What are the limitations of the proposed method in terms of scalability and real-time processing?
The proposed method may face challenges in scaling up to handle large datasets and processing requirements in real-time applications due to the computational complexity involved in training and inference.
How does the proposed method compare to existing techniques in terms of accuracy and generalization to unseen data?
The proposed method may need to be benchmarked against existing techniques to evaluate its accuracy and generalization capabilities, especially when dealing with unseen data and complex object shapes.
Original Abstract Submitted
Systems and methods of the present disclosure are directed to a computer-implemented method for training a machine-learned model for implicit representation of an object.
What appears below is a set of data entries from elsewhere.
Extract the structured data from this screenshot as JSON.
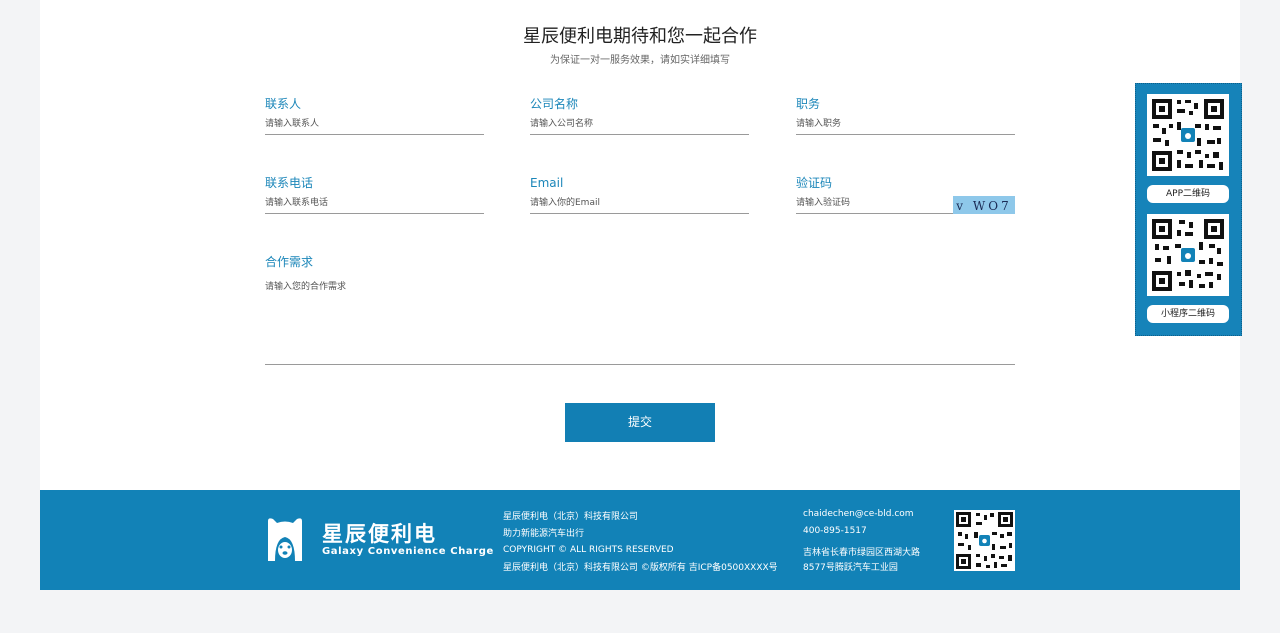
{
  "header": {
    "title": "星辰便利电期待和您一起合作",
    "subtitle": "为保证一对一服务效果，请如实详细填写"
  },
  "form": {
    "contact": {
      "label": "联系人",
      "placeholder": "请输入联系人"
    },
    "company": {
      "label": "公司名称",
      "placeholder": "请输入公司名称"
    },
    "position": {
      "label": "职务",
      "placeholder": "请输入职务"
    },
    "phone": {
      "label": "联系电话",
      "placeholder": "请输入联系电话"
    },
    "email": {
      "label": "Email",
      "placeholder": "请输入你的Email"
    },
    "captcha": {
      "label": "验证码",
      "placeholder": "请输入验证码",
      "code": "v WO7"
    },
    "needs": {
      "label": "合作需求",
      "placeholder": "请输入您的合作需求"
    },
    "submit_label": "提交"
  },
  "sidebar": {
    "app_qr_label": "APP二维码",
    "mini_qr_label": "小程序二维码"
  },
  "footer": {
    "brand_cn": "星辰便利电",
    "brand_en": "Galaxy Convenience Charge",
    "company": "星辰便利电（北京）科技有限公司",
    "slogan": "助力新能源汽车出行",
    "copyright": "COPYRIGHT © ALL RIGHTS RESERVED",
    "icp": "星辰便利电（北京）科技有限公司 ©版权所有 吉ICP备0500XXXX号",
    "email": "chaidechen@ce-bld.com",
    "phone": "400-895-1517",
    "address1": "吉林省长春市绿园区西湖大路",
    "address2": "8577号腾跃汽车工业园"
  },
  "colors": {
    "accent": "#1282b7",
    "label": "#1b86b9"
  }
}
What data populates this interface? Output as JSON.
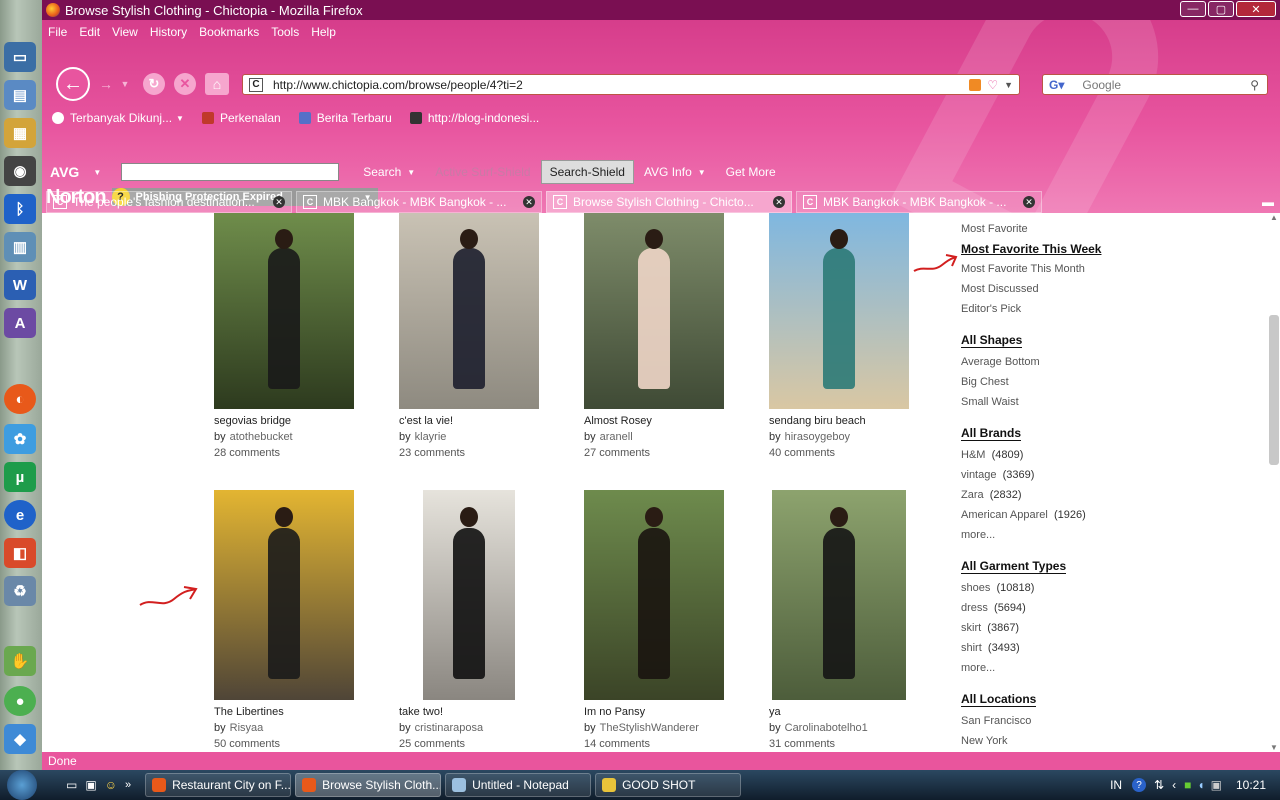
{
  "window": {
    "title": "Browse Stylish Clothing - Chictopia - Mozilla Firefox"
  },
  "menu": [
    "File",
    "Edit",
    "View",
    "History",
    "Bookmarks",
    "Tools",
    "Help"
  ],
  "url": "http://www.chictopia.com/browse/people/4?ti=2",
  "search_placeholder": "Google",
  "bookmarks": [
    {
      "label": "Terbanyak Dikunj...",
      "color": "#ffffff"
    },
    {
      "label": "Perkenalan",
      "color": "#c0392b"
    },
    {
      "label": "Berita Terbaru",
      "color": "#5570c8"
    },
    {
      "label": "http://blog-indonesi...",
      "color": "#333333"
    }
  ],
  "avg": {
    "logo": "AVG",
    "search": "Search",
    "active_surf": "Active Surf-Shield",
    "search_shield": "Search-Shield",
    "info": "AVG Info",
    "get_more": "Get More"
  },
  "norton": {
    "logo": "Norton",
    "phishing": "Phishing Protection Expired"
  },
  "tabs": [
    {
      "label": "The people's fashion destination...",
      "active": false
    },
    {
      "label": "MBK Bangkok - MBK Bangkok - ...",
      "active": false
    },
    {
      "label": "Browse Stylish Clothing - Chicto...",
      "active": true
    },
    {
      "label": "MBK Bangkok - MBK Bangkok - ...",
      "active": false
    }
  ],
  "cards": [
    {
      "title": "segovias bridge",
      "by": "by",
      "author": "atothebucket",
      "comments": "28 comments",
      "bg": [
        "#6f8d4b",
        "#2d3a1e"
      ],
      "coat": "#1a1a1a"
    },
    {
      "title": "c'est la vie!",
      "by": "by",
      "author": "klayrie",
      "comments": "23 comments",
      "bg": [
        "#c9c2b4",
        "#8e8a80"
      ],
      "coat": "#1d1f2e"
    },
    {
      "title": "Almost Rosey",
      "by": "by",
      "author": "aranell",
      "comments": "27 comments",
      "bg": [
        "#7e8c6a",
        "#3f4a35"
      ],
      "coat": "#f0d6c8"
    },
    {
      "title": "sendang biru beach",
      "by": "by",
      "author": "hirasoygeboy",
      "comments": "40 comments",
      "bg": [
        "#7fb7e0",
        "#d9c7a3"
      ],
      "coat": "#2c7a77"
    },
    {
      "title": "The Libertines",
      "by": "by",
      "author": "Risyaa",
      "comments": "50 comments",
      "bg": [
        "#e3b532",
        "#4f4537"
      ],
      "coat": "#1b1b1b"
    },
    {
      "title": "take two!",
      "by": "by",
      "author": "cristinaraposa",
      "comments": "25 comments",
      "bg": [
        "#e6e3dc",
        "#8a8680"
      ],
      "coat": "#111111"
    },
    {
      "title": "Im no Pansy",
      "by": "by",
      "author": "TheStylishWanderer",
      "comments": "14 comments",
      "bg": [
        "#6e8b4d",
        "#3b4427"
      ],
      "coat": "#1a1410"
    },
    {
      "title": "ya",
      "by": "by",
      "author": "Carolinabotelho1",
      "comments": "31 comments",
      "bg": [
        "#8da36e",
        "#4d5d3b"
      ],
      "coat": "#151515"
    }
  ],
  "sidebar": {
    "sort": [
      "Most Favorite",
      "Most Favorite This Week",
      "Most Favorite This Month",
      "Most Discussed",
      "Editor's Pick"
    ],
    "shapes_header": "All Shapes",
    "shapes": [
      "Average Bottom",
      "Big Chest",
      "Small Waist"
    ],
    "brands_header": "All Brands",
    "brands": [
      {
        "name": "H&M",
        "count": "(4809)"
      },
      {
        "name": "vintage",
        "count": "(3369)"
      },
      {
        "name": "Zara",
        "count": "(2832)"
      },
      {
        "name": "American Apparel",
        "count": "(1926)"
      }
    ],
    "brands_more": "more...",
    "garments_header": "All Garment Types",
    "garments": [
      {
        "name": "shoes",
        "count": "(10818)"
      },
      {
        "name": "dress",
        "count": "(5694)"
      },
      {
        "name": "skirt",
        "count": "(3867)"
      },
      {
        "name": "shirt",
        "count": "(3493)"
      }
    ],
    "garments_more": "more...",
    "locations_header": "All Locations",
    "locations": [
      "San Francisco",
      "New York"
    ]
  },
  "status": "Done",
  "taskbar": [
    {
      "label": "Restaurant City on F...",
      "color": "#e8591a"
    },
    {
      "label": "Browse Stylish Cloth...",
      "color": "#e8591a",
      "active": true
    },
    {
      "label": "Untitled - Notepad",
      "color": "#9cc0e0"
    },
    {
      "label": "GOOD SHOT",
      "color": "#e8c33a"
    }
  ],
  "tray": {
    "lang": "IN",
    "time": "10:21"
  }
}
The method can include obtaining a latent code descriptive of a shape of an object comprising one or more object segments. The method can include determining spatial query points. The method can include processing the latent code and spatial query points with segment representation portions of a machine-learned implicit object representation model to obtain implicit segment representations for the object segments. The method can include determining an implicit object representation of the object and semantic data. The method can include evaluating a loss function. The method can include adjusting parameters of the machine-learned implicit object representation model based at least in part on the loss function.